L'ambiance existentielle
Nous appellerons "ambiance existentielle" tout simplement le climat intellectuel affectif, social dans lequel se trouve un être humain évoluant dans un milieu donné. Commençons par dire que l'ambiance chrétienne diffère des ambiances juive, musulmane, bouddhiste : le bouddhiste vit une imprégnation divine assez diffuse, en se sentant le frère intime des animaux, des plantes, des pierres, etc. ; le musulman, sensible à la grandeur majestueuse du Dieu unique, vit une sorte de geste chevaleresque dans un univers resté semblable au désert d'Arabie peuplé de nomades qui étaient guerriers et poètes ; le juif vit encore dans l'attente du Messie promis au peuple élu, et il considère que les justes, souvent inconnus de leurs proches, soutiennent le monde à la manière de puissantes et saintes colonnes…
Le chrétien confesse le Christ, Fils du Dieu Vivant, qui récapitule en Lui toutes choses.

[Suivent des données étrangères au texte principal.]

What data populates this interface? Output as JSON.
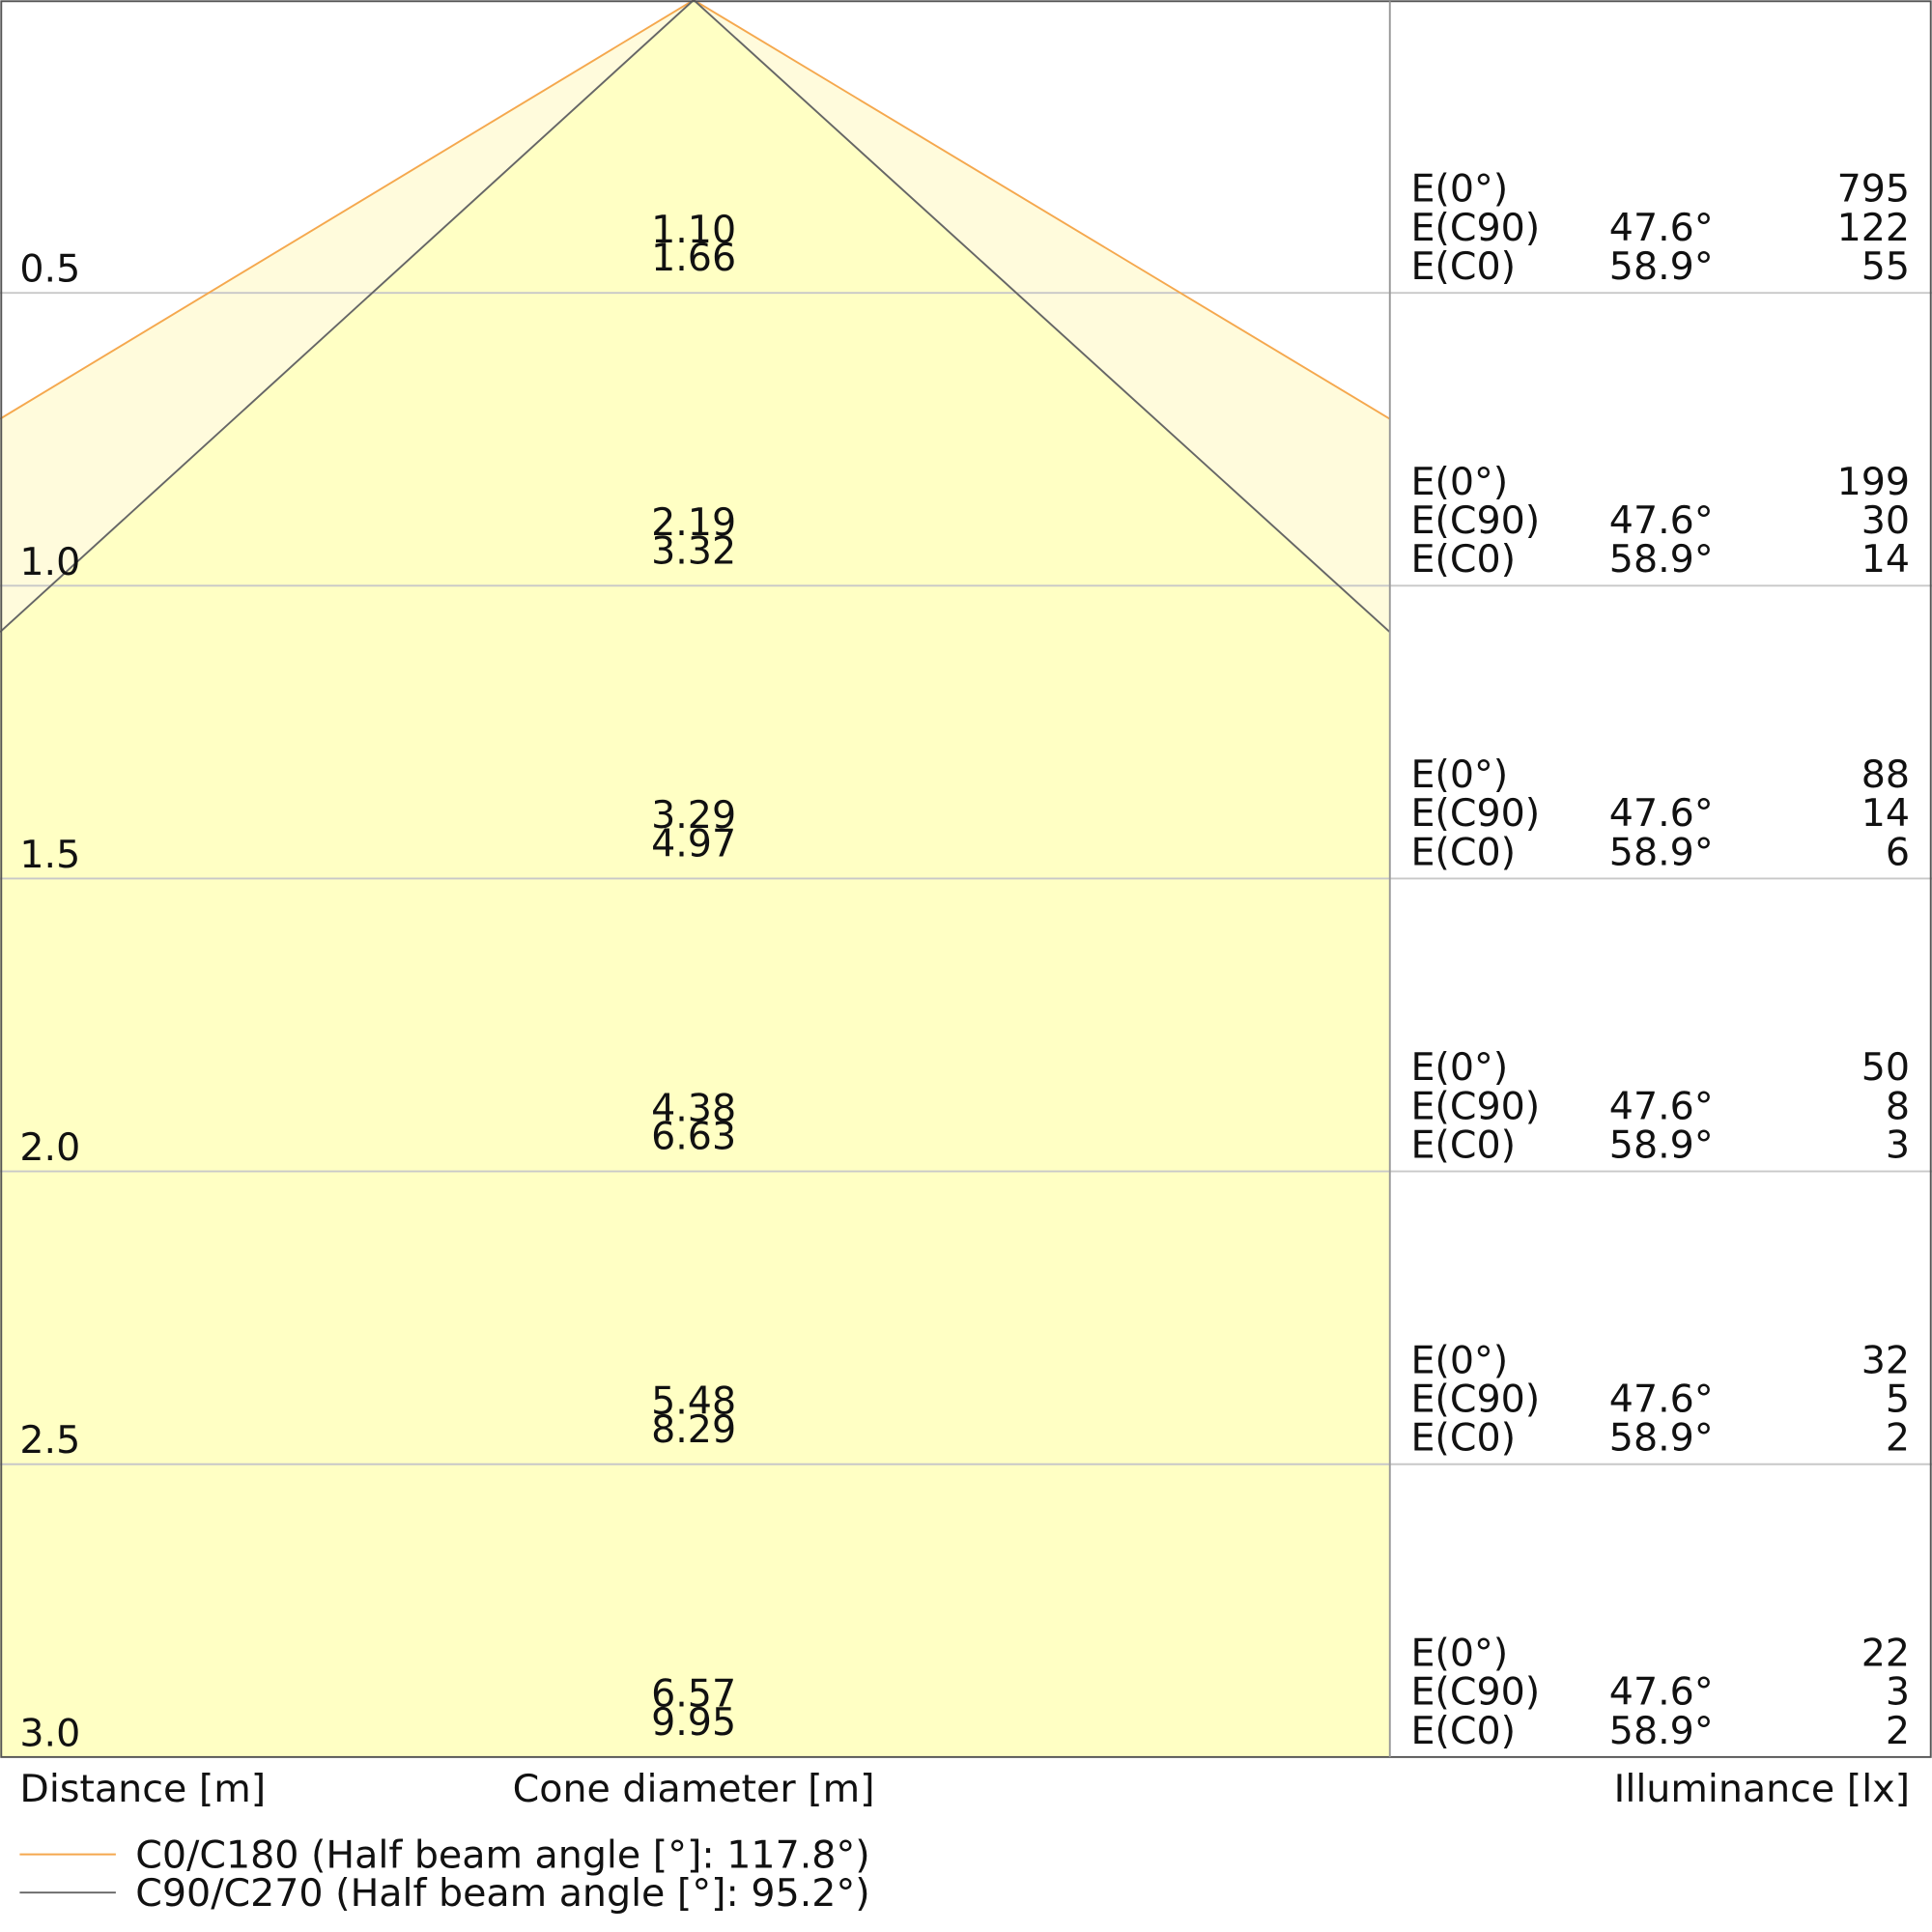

Mais le chrétien sait que le Messie est venu ; il l'appelle par son Nom : Notre Seigneur Jésus Christ. Il confesse le Seigneur dans la Trinité. Tout ce qu'il voit, entend, touche... est une parole du Christ à la gloire du Père, perçue dans le Saint Esprit.
La vie du chrétien, c'est l'Evangile dans l'attente de la Parousie.
AMBIANCE ROMAINE
AMBIANCE ORTHODOXE
- On porte l'accent sur les souffrances du Christ en Croix. D'où : crucifix, chemins de croix, etc.
Exaltation de la douleur purificatrice. On ressent une certaine culpabilité dans le joyeux exercice de la vie corporelle.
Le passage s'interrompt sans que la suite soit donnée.